Professor Giesler studies consumer behavior, which puts him in league with the spawn of Satan known as marketers, and he certainly discusses his iPod study like some hip young advertiser trying to look cool to tech-savvy twentysomethings. He claims that iPods turn people into "cyborgs" through "technotranscendence".
Of course, much of his claims come direct from experiences submitted by actual iPod users, so I shouldn't be overly critical.
My real beef is that the idea may be a little too early. He calls iPods an extension of the memory because they can hold names and addresses and other information. But if that's all it takes, then anyone carrying a little notebook stands on equal footing. The idea that they provide the soundtrack of a lifetime feels like a stretch as well. Walkmans have been doing this for years.

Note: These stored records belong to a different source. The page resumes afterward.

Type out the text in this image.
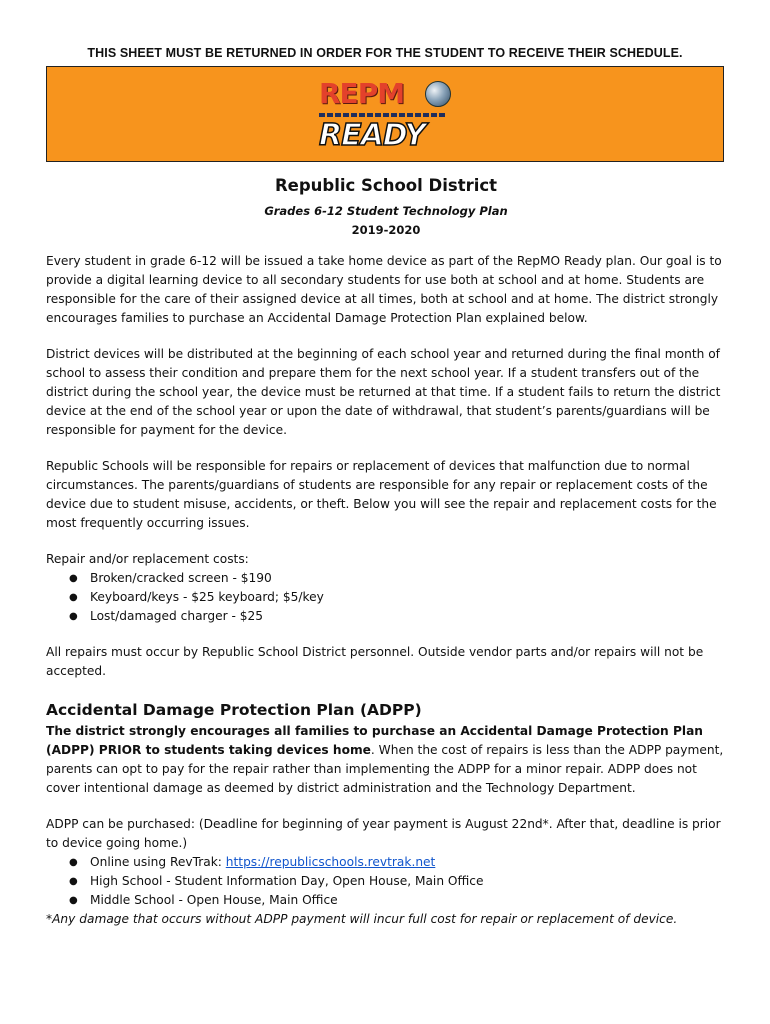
THIS SHEET MUST BE RETURNED IN ORDER FOR THE STUDENT TO RECEIVE THEIR SCHEDULE.
REPM
READY
Republic School District
Grades 6-12 Student Technology Plan
2019-2020

Every student in grade 6-12 will be issued a take home device as part of the RepMO Ready plan. Our goal is to provide a digital learning device to all secondary students for use both at school and at home. Students are responsible for the care of their assigned device at all times, both at school and at home. The district strongly encourages families to purchase an Accidental Damage Protection Plan explained below.

District devices will be distributed at the beginning of each school year and returned during the final month of school to assess their condition and prepare them for the next school year. If a student transfers out of the district during the school year, the device must be returned at that time. If a student fails to return the district device at the end of the school year or upon the date of withdrawal, that student’s parents/guardians will be responsible for payment for the device.

Republic Schools will be responsible for repairs or replacement of devices that malfunction due to normal circumstances. The parents/guardians of students are responsible for any repair or replacement costs of the device due to student misuse, accidents, or theft. Below you will see the repair and replacement costs for the most frequently occurring issues.

Repair and/or replacement costs:
● Broken/cracked screen - $190
● Keyboard/keys - $25 keyboard; $5/key
● Lost/damaged charger - $25

All repairs must occur by Republic School District personnel. Outside vendor parts and/or repairs will not be accepted.

Accidental Damage Protection Plan (ADPP)

The district strongly encourages all families to purchase an Accidental Damage Protection Plan (ADPP) PRIOR to students taking devices home. When the cost of repairs is less than the ADPP payment, parents can opt to pay for the repair rather than implementing the ADPP for a minor repair. ADPP does not cover intentional damage as deemed by district administration and the Technology Department.

ADPP can be purchased: (Deadline for beginning of year payment is August 22nd*. After that, deadline is prior to device going home.)
● Online using RevTrak: https://republicschools.revtrak.net
● High School - Student Information Day, Open House, Main Office
● Middle School - Open House, Main Office
*Any damage that occurs without ADPP payment will incur full cost for repair or replacement of device.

Here is my idea: I have a portable MP3 player. It has a touch screen that is operated with a stylus plus a few buttons for redundant functionality. The headphones are two small pieces that fit into the ear like earplugs. They are built to be able to accept sounds coming into the ear as well as project music received from the player. What this means is that a user can take the noise around them (a busy street, a conversation) and have it mixed in with a chosen soundtrack. You can adjust the sound of the music as well as the outside sound, so if you want Danzig to overpower your significant other's nagging, just adjust a few sliders.
What I am looking for in the future is technology that enhances life experiences in ways we can rearrange and adjust.